E.on and Dong Energy's 1GW London Array project in the Thames estuary in south-east England is due to be built in two phases. But planning work on the first 630MW phase revealed a large wintering population of 6,500 red-throated divers, a rare sea bird that breeds in the Arctic tundra but moves to more temperate waters to the south in the winter months.
With the wintering grounds designated a special protection area under the European Birds Directive, the second phase of London Array is now potentially under threat. However, conservation groups the Royal Society for the protection of Birds (RSPB) and Natural England say they are working closely with the developers to evaluate the effect of phase one on the bird population, and are working towards adapting phase two so that renewable energy and wildlife can co-exist.
"The RSPB is a supporter of renewable energy and of offshore wind," said Dave Burges, south-east England conservation officer at the influential group. "But phase two will not go ahead until monitoring work on the effect on the divers is evaluated. The wind-farm site is in shallow water on sandbanks that provide accessible fish and crustaceons for the birds to feed on in winter.
"The birds also sit on the water, unlike wading birds, and tend to avoid man-made structures and shipping lanes, so could be displaced to other habitats where other birds already are," he added.

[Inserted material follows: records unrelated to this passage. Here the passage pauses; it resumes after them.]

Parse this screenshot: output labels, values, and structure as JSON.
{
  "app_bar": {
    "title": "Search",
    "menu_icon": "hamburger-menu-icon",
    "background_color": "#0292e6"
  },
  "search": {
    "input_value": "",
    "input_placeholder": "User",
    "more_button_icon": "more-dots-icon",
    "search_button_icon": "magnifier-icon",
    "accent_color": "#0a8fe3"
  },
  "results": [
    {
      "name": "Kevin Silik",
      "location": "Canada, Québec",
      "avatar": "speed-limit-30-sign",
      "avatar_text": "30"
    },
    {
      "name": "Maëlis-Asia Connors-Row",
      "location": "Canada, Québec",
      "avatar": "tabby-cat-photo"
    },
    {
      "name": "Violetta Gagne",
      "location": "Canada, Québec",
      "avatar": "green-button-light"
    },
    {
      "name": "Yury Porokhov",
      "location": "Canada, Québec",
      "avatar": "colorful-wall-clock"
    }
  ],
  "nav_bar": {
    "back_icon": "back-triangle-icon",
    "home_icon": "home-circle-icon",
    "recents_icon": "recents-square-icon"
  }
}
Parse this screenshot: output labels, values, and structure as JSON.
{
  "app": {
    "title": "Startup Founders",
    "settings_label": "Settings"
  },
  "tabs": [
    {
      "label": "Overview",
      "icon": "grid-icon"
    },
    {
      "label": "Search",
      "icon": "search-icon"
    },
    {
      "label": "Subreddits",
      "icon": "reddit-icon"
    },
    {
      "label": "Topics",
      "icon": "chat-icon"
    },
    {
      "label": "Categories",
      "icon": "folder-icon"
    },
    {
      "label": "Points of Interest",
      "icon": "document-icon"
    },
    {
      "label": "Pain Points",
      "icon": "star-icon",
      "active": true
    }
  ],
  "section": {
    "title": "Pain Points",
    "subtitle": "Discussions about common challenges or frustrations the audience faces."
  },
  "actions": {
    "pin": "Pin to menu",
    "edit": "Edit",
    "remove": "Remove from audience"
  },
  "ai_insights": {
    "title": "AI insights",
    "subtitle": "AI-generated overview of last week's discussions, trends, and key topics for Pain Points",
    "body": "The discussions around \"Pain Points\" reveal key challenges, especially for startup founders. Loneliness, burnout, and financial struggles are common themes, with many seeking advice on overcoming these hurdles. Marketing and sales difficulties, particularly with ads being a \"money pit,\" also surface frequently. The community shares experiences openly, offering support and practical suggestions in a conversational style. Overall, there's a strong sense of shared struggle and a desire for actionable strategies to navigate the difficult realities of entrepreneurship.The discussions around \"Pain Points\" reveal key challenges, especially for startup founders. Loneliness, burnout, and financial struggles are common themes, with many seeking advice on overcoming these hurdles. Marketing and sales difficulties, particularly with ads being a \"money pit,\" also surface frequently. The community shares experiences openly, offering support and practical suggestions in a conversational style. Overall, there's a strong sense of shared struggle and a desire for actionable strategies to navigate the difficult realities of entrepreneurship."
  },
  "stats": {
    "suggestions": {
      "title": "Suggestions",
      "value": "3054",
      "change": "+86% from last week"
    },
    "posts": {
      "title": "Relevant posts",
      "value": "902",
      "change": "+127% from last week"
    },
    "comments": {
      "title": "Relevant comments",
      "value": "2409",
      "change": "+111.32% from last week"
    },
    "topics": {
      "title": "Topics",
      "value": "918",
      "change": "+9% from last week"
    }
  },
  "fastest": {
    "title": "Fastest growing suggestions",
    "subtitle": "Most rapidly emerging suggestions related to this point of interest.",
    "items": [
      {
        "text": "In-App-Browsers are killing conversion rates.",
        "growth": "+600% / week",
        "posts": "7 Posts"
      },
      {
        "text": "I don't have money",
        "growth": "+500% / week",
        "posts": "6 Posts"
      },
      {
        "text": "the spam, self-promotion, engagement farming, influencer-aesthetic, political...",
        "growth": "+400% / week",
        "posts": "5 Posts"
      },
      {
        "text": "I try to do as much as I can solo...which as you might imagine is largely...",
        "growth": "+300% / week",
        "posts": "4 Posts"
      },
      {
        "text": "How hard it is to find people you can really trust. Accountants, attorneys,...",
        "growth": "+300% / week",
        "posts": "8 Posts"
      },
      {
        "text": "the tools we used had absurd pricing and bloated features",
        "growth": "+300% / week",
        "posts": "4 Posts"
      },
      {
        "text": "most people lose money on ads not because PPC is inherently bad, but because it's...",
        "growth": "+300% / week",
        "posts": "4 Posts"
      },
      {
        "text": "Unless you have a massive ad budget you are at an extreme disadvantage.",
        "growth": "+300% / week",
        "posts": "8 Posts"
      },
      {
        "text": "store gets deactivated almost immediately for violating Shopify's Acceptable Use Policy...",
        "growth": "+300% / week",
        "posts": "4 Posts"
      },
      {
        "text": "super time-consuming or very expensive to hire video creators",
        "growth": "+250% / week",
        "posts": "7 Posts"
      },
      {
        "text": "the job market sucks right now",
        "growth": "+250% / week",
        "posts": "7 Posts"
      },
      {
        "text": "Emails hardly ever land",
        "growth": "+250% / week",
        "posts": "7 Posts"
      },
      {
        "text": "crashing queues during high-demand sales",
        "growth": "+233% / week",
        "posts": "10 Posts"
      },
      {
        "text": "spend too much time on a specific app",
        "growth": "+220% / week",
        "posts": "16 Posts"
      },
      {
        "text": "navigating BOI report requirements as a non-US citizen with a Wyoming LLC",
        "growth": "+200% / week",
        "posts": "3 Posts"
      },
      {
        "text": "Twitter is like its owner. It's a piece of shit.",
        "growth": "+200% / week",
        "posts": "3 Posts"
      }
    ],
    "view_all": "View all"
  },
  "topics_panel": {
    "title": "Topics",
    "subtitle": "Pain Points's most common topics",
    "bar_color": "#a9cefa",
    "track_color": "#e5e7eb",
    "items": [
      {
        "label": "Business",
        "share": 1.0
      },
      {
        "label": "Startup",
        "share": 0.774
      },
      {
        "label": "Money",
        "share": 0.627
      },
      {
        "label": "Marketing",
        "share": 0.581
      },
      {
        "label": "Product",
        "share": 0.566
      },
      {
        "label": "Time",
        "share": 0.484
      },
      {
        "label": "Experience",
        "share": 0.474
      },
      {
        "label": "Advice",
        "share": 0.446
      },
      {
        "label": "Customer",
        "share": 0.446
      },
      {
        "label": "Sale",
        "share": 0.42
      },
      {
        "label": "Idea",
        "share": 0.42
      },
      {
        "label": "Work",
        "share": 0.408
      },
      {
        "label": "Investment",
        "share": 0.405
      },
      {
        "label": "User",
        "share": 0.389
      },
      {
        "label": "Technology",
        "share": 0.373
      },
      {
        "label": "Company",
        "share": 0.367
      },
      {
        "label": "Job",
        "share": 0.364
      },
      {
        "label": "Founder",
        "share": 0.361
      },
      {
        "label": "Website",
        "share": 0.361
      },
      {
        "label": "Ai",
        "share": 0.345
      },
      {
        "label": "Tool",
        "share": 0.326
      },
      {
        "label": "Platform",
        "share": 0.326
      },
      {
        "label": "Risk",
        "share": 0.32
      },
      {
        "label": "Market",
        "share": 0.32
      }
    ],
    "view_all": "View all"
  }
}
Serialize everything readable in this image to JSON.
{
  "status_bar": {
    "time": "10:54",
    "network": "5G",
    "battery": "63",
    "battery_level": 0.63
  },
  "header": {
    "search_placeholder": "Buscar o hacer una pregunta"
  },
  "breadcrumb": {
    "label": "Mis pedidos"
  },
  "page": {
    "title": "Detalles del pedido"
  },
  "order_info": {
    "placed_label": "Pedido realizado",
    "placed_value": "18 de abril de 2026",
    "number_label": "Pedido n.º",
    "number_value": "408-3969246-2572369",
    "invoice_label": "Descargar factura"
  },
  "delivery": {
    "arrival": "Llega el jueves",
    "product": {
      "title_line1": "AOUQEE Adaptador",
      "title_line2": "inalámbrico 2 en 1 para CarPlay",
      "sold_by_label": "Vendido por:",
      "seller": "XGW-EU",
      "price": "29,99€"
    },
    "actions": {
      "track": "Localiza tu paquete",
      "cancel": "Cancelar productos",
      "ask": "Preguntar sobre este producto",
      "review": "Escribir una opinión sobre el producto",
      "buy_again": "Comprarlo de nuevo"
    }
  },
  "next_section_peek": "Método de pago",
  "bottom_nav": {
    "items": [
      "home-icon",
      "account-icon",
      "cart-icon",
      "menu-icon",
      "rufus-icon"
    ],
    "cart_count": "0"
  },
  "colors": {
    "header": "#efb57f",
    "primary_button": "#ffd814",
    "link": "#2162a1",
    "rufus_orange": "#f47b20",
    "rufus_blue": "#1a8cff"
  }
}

The RSPB said it wants to establish with the developers how both can co-exist. Burges said that adapting the footprint of the second phase - the spacing of the turbines and their size - could provide solutions. "As a general rule bird habitats tend to be in shallower water where the food is, which are also attractive sites for wind farms," he added. "But we are confident our constructive working relationship with the developers will find a solution for all."
The dialogue currently under way to reconcile birds and turbines could provide a model for future Round 3 offshore wind projects. However, the RSPB says other infrastructure projects such as a proposed new airport in the Thames Estuary would be more difficult to reconcile with environmental concerns.
Richard Rigg, project director for London Array, said that with up to 50 vessels now working on phase one, and with two substations and many of the foundations already in place, the project is progressing on schedule. He added that London Array is now undertaking further bird-habitat study during the first breeding season of activity at the site, and then once the first turbines are in operation, before the second 370MW phase can go ahead.
London Array, a joint venture between E.on, Dong Energy and Abu Dhabi group Masdar, is due to start generating its first electricity in 2012.